I never used the word "self"... and there's no reason for you to use that as short-hand.You are wrong in point #2, as I've already explained. You believe that men make choices that have no cause. You claim "self" as cause, but that is no answer.
I said in the L.F. W. schema the agent (that would be the person or the actor) are themselves the "cause".
They cause it, they "choose" it. They are endowed by God with the power of self-determination and the capacity to distinguish and choose between one or more options.
There's nothing wrong with that.
The agents themselves are the causal factor....thus, there is a cause.
That's an answer and a perfectly valid one whether you like it or not....and it's perfectly sufficient.
What you want is to demand necessity from mere causation....that doesn't happen, we don't assume it, and you can't demonstrate it. There are perfectly decent ways to argue your Philosophy, but this angle simply doesn't work.
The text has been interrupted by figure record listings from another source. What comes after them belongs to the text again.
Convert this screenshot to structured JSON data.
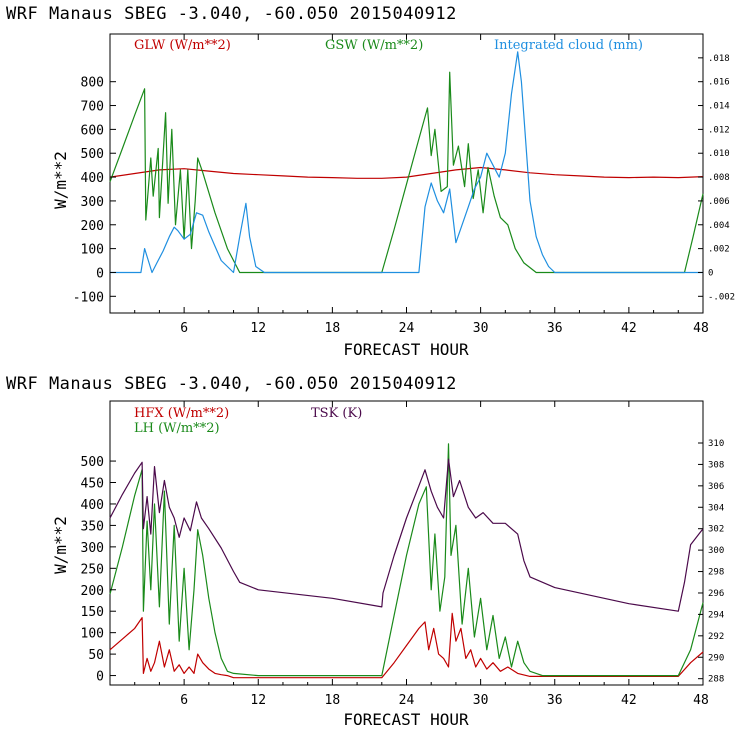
{
  "chart_data": [
    {
      "type": "line",
      "title": "WRF  Manaus SBEG   -3.040, -60.050  2015040912",
      "xlabel": "FORECAST HOUR",
      "ylabel": "W/m**2",
      "xlim": [
        0,
        48
      ],
      "ylim": [
        -170,
        1000
      ],
      "x_ticks": [
        6,
        12,
        18,
        24,
        30,
        36,
        42,
        48
      ],
      "y_ticks": [
        -100,
        0,
        100,
        200,
        300,
        400,
        500,
        600,
        700,
        800
      ],
      "right_axis": {
        "label": "Integrated cloud (mm)",
        "ylim": [
          -0.0034,
          0.02
        ],
        "ticks": [
          -0.002,
          0,
          0.002,
          0.004,
          0.006,
          0.008,
          0.01,
          0.012,
          0.014,
          0.016,
          0.018
        ],
        "tick_labels": [
          "-.002",
          "0",
          ".002",
          ".004",
          ".006",
          ".008",
          ".010",
          ".012",
          ".014",
          ".016",
          ".018"
        ]
      },
      "legend": [
        {
          "label": "GLW (W/m**2)",
          "color": "#c00000"
        },
        {
          "label": "GSW (W/m**2)",
          "color": "#1a8a1a"
        },
        {
          "label": "Integrated cloud (mm)",
          "color": "#1f8fe0"
        }
      ],
      "series": [
        {
          "name": "GLW",
          "color": "#c00000",
          "axis": "left",
          "x": [
            0,
            2,
            4,
            6,
            8,
            10,
            12,
            14,
            16,
            18,
            20,
            22,
            24,
            26,
            28,
            30,
            32,
            34,
            36,
            38,
            40,
            42,
            44,
            46,
            48
          ],
          "y": [
            400,
            415,
            430,
            435,
            425,
            415,
            410,
            405,
            400,
            398,
            395,
            395,
            400,
            415,
            430,
            440,
            430,
            418,
            410,
            405,
            400,
            398,
            400,
            398,
            402
          ]
        },
        {
          "name": "GSW",
          "color": "#1a8a1a",
          "axis": "left",
          "x": [
            0,
            1,
            2,
            2.8,
            2.9,
            3.3,
            3.5,
            3.9,
            4.0,
            4.5,
            4.7,
            5.0,
            5.3,
            5.7,
            6.0,
            6.3,
            6.6,
            6.9,
            7.1,
            7.5,
            8.5,
            9.5,
            10.5,
            11,
            22,
            23,
            24,
            25,
            25.7,
            26,
            26.3,
            26.8,
            27.3,
            27.5,
            27.8,
            28.2,
            28.7,
            29.0,
            29.4,
            29.8,
            30.2,
            30.6,
            31.1,
            31.6,
            32.2,
            32.8,
            33.5,
            34.5,
            35.5,
            36,
            46.5,
            47.2,
            48
          ],
          "y": [
            380,
            520,
            660,
            770,
            220,
            480,
            320,
            520,
            230,
            670,
            290,
            600,
            200,
            430,
            140,
            430,
            100,
            300,
            480,
            420,
            250,
            100,
            0,
            0,
            0,
            180,
            370,
            560,
            690,
            490,
            600,
            340,
            360,
            840,
            450,
            530,
            360,
            540,
            310,
            430,
            250,
            440,
            320,
            230,
            200,
            100,
            40,
            0,
            0,
            0,
            0,
            150,
            330
          ]
        },
        {
          "name": "Integrated cloud",
          "color": "#1f8fe0",
          "axis": "right",
          "x": [
            0,
            2.5,
            2.8,
            3.1,
            3.4,
            3.8,
            4.3,
            4.8,
            5.2,
            5.5,
            6.0,
            6.5,
            7.0,
            7.5,
            8.0,
            8.5,
            9.0,
            10.0,
            10.5,
            11.0,
            11.3,
            11.8,
            12.5,
            25,
            25.5,
            26,
            26.5,
            27,
            27.5,
            28,
            28.5,
            29,
            29.5,
            30,
            30.5,
            31,
            31.5,
            32,
            32.5,
            33,
            33.3,
            34,
            34.5,
            35,
            35.5,
            36,
            48
          ],
          "y": [
            0,
            0,
            0.002,
            0.001,
            0.0,
            0.0008,
            0.0018,
            0.003,
            0.0038,
            0.0035,
            0.0028,
            0.0032,
            0.005,
            0.0048,
            0.0034,
            0.0022,
            0.001,
            0.0,
            0.003,
            0.0058,
            0.003,
            0.0005,
            0,
            0,
            0.0055,
            0.0075,
            0.006,
            0.005,
            0.007,
            0.0025,
            0.004,
            0.0055,
            0.007,
            0.008,
            0.01,
            0.009,
            0.008,
            0.01,
            0.015,
            0.0185,
            0.016,
            0.006,
            0.003,
            0.0015,
            0.0005,
            0,
            0
          ]
        }
      ]
    },
    {
      "type": "line",
      "title": "WRF  Manaus SBEG   -3.040, -60.050  2015040912",
      "xlabel": "FORECAST HOUR",
      "ylabel": "W/m**2",
      "xlim": [
        0,
        48
      ],
      "ylim": [
        -22,
        640
      ],
      "x_ticks": [
        6,
        12,
        18,
        24,
        30,
        36,
        42,
        48
      ],
      "y_ticks": [
        0,
        50,
        100,
        150,
        200,
        250,
        300,
        350,
        400,
        450,
        500
      ],
      "right_axis": {
        "label": "TSK (K)",
        "ylim": [
          287.41,
          313.92
        ],
        "ticks": [
          288,
          290,
          292,
          294,
          296,
          298,
          300,
          302,
          304,
          306,
          308,
          310
        ],
        "tick_labels": [
          "288",
          "290",
          "292",
          "294",
          "296",
          "298",
          "300",
          "302",
          "304",
          "306",
          "308",
          "310"
        ]
      },
      "legend": [
        {
          "label": "HFX (W/m**2)",
          "color": "#c00000"
        },
        {
          "label": "LH  (W/m**2)",
          "color": "#1a8a1a"
        },
        {
          "label": "TSK (K)",
          "color": "#4b0a4b"
        }
      ],
      "series": [
        {
          "name": "HFX",
          "color": "#c00000",
          "axis": "left",
          "x": [
            0,
            1,
            2,
            2.6,
            2.7,
            3.0,
            3.3,
            3.6,
            4.0,
            4.4,
            4.8,
            5.2,
            5.6,
            6.0,
            6.4,
            6.8,
            7.1,
            7.5,
            8.0,
            8.5,
            9.0,
            9.5,
            10,
            22,
            23,
            24,
            25,
            25.5,
            25.8,
            26.2,
            26.6,
            27.0,
            27.4,
            27.7,
            28.0,
            28.4,
            28.8,
            29.2,
            29.6,
            30.0,
            30.5,
            31.0,
            31.6,
            32.2,
            33,
            34,
            46,
            47,
            48
          ],
          "y": [
            60,
            85,
            110,
            135,
            5,
            40,
            10,
            30,
            80,
            20,
            60,
            10,
            25,
            5,
            20,
            5,
            50,
            30,
            15,
            5,
            2,
            0,
            -5,
            -5,
            30,
            70,
            110,
            125,
            60,
            110,
            50,
            40,
            20,
            145,
            80,
            110,
            40,
            60,
            20,
            40,
            15,
            30,
            10,
            20,
            5,
            -2,
            -2,
            30,
            55
          ]
        },
        {
          "name": "LH",
          "color": "#1a8a1a",
          "axis": "left",
          "x": [
            0,
            1,
            2,
            2.6,
            2.7,
            3.0,
            3.3,
            3.6,
            4.0,
            4.4,
            4.8,
            5.2,
            5.6,
            6.0,
            6.4,
            6.8,
            7.1,
            7.5,
            8.0,
            8.5,
            9.0,
            9.5,
            10,
            12,
            22,
            23,
            24,
            25,
            25.6,
            26.0,
            26.3,
            26.7,
            27.1,
            27.4,
            27.6,
            28.0,
            28.5,
            29.0,
            29.5,
            30.0,
            30.5,
            31.0,
            31.5,
            32.0,
            32.5,
            33.0,
            33.5,
            34.0,
            35,
            46,
            47,
            48
          ],
          "y": [
            190,
            300,
            420,
            480,
            150,
            360,
            200,
            400,
            160,
            430,
            120,
            350,
            80,
            250,
            60,
            200,
            340,
            280,
            180,
            100,
            40,
            10,
            5,
            0,
            0,
            140,
            280,
            400,
            440,
            200,
            330,
            150,
            230,
            540,
            280,
            350,
            120,
            250,
            90,
            180,
            60,
            140,
            40,
            90,
            20,
            80,
            30,
            10,
            0,
            0,
            60,
            170
          ]
        },
        {
          "name": "TSK",
          "color": "#4b0a4b",
          "axis": "right",
          "x": [
            0,
            1,
            2,
            2.6,
            2.7,
            3.0,
            3.3,
            3.6,
            4.0,
            4.4,
            4.8,
            5.2,
            5.6,
            6.0,
            6.5,
            7.0,
            7.4,
            8.0,
            9.0,
            10.0,
            10.5,
            12,
            18,
            22,
            22.1,
            23,
            24,
            25,
            25.5,
            26.0,
            26.5,
            27.0,
            27.4,
            27.8,
            28.3,
            29.0,
            29.6,
            30.2,
            31.0,
            32.0,
            33.0,
            33.5,
            34.0,
            36,
            42,
            46,
            46.5,
            47,
            48
          ],
          "y": [
            303.0,
            305.2,
            307.2,
            308.2,
            302.0,
            305.0,
            301.5,
            307.8,
            303.5,
            306.5,
            304.0,
            303.0,
            301.2,
            303.0,
            301.8,
            304.5,
            303.0,
            302.0,
            300.2,
            298.0,
            297.0,
            296.3,
            295.5,
            294.7,
            296.0,
            299.5,
            303.0,
            306.0,
            307.5,
            305.5,
            304.0,
            303.0,
            308.5,
            305.0,
            306.5,
            304.0,
            303.0,
            303.5,
            302.5,
            302.5,
            301.5,
            299.0,
            297.5,
            296.5,
            295.0,
            294.3,
            297.0,
            300.5,
            302.0
          ]
        }
      ]
    }
  ]
}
You are perfectly free to argue that we aren't endowed with "Libertarian" free wills, or that our wills are "bound" in such a way that our choices are necessitated by our natures..................
(that's what Calvinism argues B.T.W.)
But we are still the "causes".
What you can't do is simply smuggle necessity into causality like you do..............and if Frame does it, than his arguments are as pathetic as they seem.
That's nonsense.
I don't think you understand the crux of Calvinist Philosophy that well.....because "causality" isn't the issue...it's the necessity of choices being "caused" by the agents in accord with nature....
Well....I'm not going to help you out any further here:
Your own crowd should straighten you out on these distinctions.............................
John Frame's argument if he made it.....is preposterously stupid...
Like seriously stupid.
If you disagree, please state in your own words why I'm wrong.